The `addItem()` method is not mentioned by `DistributionBase` because `DiscreteDistributionItem` differs essentially from `ContinuousDistributionItem`:

• `DiscreteDistributionItem` maps a single integer value to a single weight.
• `ContinuousDistributionItem` describes a trapezoid with its base (an interval of real numbers) aligned horizontally to the range axis and its sides aligned vertically to the weight axis.

Notice that the measure of relative concentration in an item is "weight" rather than "probability density". Rather than taking all the trouble to ensure that probabilities always sum to unity, my implementation maintains a `sumOfWeights` field at the distribution level. Calls to `densityAt()` convert weights to probability densities by dividing the 'raw' weight associated with an individual item by `sumOfWeights`. The `DistributionBase` superclass prescribes a `getSumOfWeights()` method for read-only access to the `sumOfWeights` field.

Consumption begins after `normalize()` returns; it encompasses calls to any of

• Method `densityAt(T value)` querys the PDF, returning a double.
• Method `densityUpTo(T value)` querys the CDF), returning a double.
• Method `quantile(double driver)` querying the quantile function), returning a T.

Because the sum of weights is maintained on the fly, it is allowable — though not advisable — to call `densityAt()` while a distribution is still under construction. The same is not true of `densityUpTo()`, since implementing the CDF and quantile function require each item to include a cumulative sum of weights. The cumulative sums are calculated in batch by the `normalize()` method, which should only be invoked once the complete range of the distribution has been accounted for with `addItem()` calls. The `DistributionBase` superclass provides for `normalize()`, and it also prescribes an `isNormalized()` method to verify that this step has taken place. (If not, then `densityUpTo()` and `quantile()`) will throw an `UnsupportedOperationException`.

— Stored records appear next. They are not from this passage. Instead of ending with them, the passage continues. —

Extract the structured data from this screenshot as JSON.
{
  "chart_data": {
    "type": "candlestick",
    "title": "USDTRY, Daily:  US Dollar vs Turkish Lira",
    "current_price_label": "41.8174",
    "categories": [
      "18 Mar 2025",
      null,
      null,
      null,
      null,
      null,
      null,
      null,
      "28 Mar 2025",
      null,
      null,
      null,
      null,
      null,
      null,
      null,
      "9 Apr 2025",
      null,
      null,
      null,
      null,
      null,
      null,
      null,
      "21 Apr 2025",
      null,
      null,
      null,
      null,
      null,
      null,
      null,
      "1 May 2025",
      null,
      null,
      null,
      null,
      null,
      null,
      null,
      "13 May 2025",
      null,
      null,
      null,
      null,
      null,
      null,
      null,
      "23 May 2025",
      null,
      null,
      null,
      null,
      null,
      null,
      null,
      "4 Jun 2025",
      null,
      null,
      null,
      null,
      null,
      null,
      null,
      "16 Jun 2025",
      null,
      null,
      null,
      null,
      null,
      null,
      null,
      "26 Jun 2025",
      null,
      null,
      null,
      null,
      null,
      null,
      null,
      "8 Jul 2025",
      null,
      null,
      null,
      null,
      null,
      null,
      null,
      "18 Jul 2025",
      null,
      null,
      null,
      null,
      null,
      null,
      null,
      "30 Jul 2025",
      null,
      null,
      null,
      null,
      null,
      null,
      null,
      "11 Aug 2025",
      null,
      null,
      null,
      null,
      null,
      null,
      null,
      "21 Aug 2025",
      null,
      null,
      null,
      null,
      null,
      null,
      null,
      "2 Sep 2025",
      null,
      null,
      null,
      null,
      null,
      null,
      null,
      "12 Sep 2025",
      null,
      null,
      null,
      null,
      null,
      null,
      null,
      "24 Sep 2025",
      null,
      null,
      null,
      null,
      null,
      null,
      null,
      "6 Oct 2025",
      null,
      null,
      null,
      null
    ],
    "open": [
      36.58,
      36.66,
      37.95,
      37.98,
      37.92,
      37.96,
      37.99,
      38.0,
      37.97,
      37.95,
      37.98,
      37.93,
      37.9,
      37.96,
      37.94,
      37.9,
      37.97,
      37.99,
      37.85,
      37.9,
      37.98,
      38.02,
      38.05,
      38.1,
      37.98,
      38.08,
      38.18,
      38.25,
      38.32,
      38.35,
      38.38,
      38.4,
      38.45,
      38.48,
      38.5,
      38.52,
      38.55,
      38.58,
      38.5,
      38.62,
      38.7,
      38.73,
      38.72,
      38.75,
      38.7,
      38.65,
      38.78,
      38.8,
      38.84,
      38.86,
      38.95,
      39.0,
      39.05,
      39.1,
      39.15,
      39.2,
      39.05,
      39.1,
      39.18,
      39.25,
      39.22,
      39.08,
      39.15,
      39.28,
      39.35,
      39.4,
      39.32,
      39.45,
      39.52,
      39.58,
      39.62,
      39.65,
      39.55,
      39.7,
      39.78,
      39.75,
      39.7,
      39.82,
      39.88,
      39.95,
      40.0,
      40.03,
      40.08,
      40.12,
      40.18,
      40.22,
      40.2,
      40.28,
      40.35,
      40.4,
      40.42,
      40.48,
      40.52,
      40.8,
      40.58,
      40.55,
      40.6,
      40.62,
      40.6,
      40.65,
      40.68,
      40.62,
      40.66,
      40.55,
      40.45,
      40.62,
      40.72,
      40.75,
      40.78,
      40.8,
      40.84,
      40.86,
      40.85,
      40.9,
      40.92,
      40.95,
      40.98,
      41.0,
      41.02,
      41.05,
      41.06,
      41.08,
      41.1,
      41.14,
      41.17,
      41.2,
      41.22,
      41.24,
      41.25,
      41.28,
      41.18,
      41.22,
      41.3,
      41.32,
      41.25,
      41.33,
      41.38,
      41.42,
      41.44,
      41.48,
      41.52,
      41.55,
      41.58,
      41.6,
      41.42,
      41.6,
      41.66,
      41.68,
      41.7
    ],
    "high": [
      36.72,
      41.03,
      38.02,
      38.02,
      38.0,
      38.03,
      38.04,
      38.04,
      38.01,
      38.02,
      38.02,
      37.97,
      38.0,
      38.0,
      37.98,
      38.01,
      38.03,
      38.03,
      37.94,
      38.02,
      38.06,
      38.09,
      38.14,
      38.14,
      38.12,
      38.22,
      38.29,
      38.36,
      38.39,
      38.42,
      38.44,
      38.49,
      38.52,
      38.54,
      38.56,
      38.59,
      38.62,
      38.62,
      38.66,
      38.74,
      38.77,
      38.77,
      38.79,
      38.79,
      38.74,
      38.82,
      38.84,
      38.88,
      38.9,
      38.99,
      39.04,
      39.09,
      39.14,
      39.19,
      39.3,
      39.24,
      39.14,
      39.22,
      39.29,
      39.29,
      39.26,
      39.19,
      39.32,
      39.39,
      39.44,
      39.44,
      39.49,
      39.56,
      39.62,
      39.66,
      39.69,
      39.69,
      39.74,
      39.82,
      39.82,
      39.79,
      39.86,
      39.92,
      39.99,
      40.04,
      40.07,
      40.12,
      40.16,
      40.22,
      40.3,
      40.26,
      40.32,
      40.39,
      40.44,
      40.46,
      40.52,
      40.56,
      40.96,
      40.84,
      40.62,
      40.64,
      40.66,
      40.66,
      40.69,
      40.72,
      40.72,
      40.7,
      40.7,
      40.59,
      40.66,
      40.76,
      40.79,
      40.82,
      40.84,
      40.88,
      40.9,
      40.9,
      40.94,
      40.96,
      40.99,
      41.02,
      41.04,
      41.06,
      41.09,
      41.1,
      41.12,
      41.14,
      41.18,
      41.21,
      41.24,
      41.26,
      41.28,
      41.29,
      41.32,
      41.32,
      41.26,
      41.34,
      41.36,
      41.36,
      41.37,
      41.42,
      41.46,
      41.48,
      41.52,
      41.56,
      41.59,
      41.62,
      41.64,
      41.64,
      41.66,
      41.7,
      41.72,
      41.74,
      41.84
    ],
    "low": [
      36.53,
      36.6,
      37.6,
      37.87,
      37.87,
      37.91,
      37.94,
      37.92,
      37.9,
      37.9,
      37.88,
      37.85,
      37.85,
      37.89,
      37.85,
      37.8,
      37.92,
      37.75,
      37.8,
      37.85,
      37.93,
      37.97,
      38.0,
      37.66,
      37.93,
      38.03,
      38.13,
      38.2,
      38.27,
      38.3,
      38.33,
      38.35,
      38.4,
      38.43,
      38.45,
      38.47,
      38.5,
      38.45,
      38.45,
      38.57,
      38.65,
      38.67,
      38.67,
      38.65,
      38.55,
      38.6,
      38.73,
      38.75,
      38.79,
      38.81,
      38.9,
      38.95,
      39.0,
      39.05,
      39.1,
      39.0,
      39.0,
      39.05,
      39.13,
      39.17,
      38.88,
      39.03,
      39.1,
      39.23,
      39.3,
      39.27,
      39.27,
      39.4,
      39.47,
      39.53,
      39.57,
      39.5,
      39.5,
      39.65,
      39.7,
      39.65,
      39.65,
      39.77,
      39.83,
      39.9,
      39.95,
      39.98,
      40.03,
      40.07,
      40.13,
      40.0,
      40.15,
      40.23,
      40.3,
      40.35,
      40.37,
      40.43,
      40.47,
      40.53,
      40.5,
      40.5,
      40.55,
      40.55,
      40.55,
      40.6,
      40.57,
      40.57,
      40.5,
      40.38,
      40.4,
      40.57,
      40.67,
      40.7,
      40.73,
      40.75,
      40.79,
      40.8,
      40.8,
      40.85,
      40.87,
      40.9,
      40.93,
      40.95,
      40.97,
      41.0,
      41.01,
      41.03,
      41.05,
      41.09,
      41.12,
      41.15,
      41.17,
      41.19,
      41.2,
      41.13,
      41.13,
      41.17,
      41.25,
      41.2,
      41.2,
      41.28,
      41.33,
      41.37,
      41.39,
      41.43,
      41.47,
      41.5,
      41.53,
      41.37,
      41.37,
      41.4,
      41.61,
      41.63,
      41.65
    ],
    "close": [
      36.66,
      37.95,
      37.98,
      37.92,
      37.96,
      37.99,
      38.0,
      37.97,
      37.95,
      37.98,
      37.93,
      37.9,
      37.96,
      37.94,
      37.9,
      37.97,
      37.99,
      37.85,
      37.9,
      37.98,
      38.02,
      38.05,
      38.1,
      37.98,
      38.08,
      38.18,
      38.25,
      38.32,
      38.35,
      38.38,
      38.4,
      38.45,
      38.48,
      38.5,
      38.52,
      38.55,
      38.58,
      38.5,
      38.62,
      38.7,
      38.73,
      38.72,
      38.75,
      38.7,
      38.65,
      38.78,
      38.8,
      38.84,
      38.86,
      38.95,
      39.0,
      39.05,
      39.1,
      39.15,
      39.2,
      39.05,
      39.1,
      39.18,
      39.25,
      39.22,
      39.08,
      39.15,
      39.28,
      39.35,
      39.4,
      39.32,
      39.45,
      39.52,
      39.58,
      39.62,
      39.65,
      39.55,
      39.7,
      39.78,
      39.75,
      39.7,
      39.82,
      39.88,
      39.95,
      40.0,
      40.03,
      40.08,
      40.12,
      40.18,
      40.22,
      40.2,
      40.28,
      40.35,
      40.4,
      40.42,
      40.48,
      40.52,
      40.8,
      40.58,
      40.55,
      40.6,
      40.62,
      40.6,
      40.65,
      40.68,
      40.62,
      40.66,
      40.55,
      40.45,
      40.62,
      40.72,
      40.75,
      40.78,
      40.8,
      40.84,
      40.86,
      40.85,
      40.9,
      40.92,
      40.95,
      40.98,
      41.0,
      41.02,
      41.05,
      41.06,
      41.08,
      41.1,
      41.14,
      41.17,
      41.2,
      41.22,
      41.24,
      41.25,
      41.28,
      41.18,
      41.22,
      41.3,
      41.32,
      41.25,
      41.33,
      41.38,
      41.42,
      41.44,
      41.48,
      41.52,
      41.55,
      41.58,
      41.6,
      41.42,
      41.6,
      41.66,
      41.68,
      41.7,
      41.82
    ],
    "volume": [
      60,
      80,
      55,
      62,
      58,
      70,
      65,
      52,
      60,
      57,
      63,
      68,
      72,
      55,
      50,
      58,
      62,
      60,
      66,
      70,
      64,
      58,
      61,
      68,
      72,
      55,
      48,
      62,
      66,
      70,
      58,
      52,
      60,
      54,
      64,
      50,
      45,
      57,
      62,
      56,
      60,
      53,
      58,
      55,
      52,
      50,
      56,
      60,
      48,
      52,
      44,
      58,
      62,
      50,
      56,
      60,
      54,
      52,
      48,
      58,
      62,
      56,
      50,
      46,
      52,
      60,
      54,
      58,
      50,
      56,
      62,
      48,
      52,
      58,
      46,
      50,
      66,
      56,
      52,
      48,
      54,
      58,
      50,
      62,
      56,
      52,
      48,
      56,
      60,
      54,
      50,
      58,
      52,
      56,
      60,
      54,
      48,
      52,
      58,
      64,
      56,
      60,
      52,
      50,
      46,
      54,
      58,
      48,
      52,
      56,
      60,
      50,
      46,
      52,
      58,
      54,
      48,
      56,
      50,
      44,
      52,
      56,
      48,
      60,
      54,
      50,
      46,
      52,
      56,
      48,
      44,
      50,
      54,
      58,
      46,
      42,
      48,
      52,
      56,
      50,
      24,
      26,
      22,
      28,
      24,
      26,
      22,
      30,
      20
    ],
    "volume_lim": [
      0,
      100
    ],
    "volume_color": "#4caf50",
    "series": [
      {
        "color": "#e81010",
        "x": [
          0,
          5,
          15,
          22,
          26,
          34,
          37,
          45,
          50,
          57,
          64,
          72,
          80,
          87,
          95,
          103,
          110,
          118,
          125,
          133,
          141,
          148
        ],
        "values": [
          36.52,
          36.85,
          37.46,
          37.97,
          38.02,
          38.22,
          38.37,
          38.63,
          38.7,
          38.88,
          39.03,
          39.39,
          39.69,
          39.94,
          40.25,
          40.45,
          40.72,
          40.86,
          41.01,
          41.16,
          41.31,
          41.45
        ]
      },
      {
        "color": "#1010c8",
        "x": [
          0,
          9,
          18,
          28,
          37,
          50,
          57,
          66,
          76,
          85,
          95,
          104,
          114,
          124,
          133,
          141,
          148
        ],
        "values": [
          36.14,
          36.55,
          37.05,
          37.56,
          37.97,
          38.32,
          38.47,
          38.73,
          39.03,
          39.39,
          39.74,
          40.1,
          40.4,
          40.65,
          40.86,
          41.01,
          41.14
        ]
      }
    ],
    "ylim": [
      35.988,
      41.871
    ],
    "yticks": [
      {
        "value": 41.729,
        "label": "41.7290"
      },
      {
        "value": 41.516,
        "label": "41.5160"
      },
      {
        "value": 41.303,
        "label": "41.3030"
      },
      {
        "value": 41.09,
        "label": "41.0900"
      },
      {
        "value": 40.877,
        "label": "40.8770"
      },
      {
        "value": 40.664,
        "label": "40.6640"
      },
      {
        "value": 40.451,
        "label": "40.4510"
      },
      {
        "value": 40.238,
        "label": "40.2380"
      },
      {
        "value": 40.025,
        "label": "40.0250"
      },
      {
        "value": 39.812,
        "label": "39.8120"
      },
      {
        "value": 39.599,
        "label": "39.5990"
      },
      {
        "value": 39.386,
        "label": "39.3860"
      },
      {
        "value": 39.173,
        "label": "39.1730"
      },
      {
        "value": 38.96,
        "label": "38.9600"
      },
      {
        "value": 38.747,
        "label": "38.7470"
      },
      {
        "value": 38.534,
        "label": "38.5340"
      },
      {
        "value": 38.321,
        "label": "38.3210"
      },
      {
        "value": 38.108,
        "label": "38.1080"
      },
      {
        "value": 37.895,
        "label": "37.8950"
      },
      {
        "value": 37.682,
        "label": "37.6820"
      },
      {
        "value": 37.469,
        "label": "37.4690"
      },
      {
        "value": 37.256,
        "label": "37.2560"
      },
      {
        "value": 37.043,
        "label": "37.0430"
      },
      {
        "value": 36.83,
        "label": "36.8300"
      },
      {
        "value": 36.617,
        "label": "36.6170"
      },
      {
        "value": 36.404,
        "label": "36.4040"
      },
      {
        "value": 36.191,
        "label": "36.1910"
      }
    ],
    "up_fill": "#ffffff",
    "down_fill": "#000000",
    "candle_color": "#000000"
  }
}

The `initialize()` method is intended to be used in the following way. You have a mechanism for calculating probability densities, and from time to time the probabilities need to be recalculated. Perhaps a parameter changes, or one gets swapped out for another. One option is to discard the existing distribution instance and create a new one. A less disruptive option is to call `initialize()` on the existing instance and rebuild the distribution items in place.

2. The probability of selecting any particular v is 1 / ∞ ≈ 0, where the symbol ∞ stands in for a very large number such as the cycle length of Java's `Random` generator (25,214,903,917).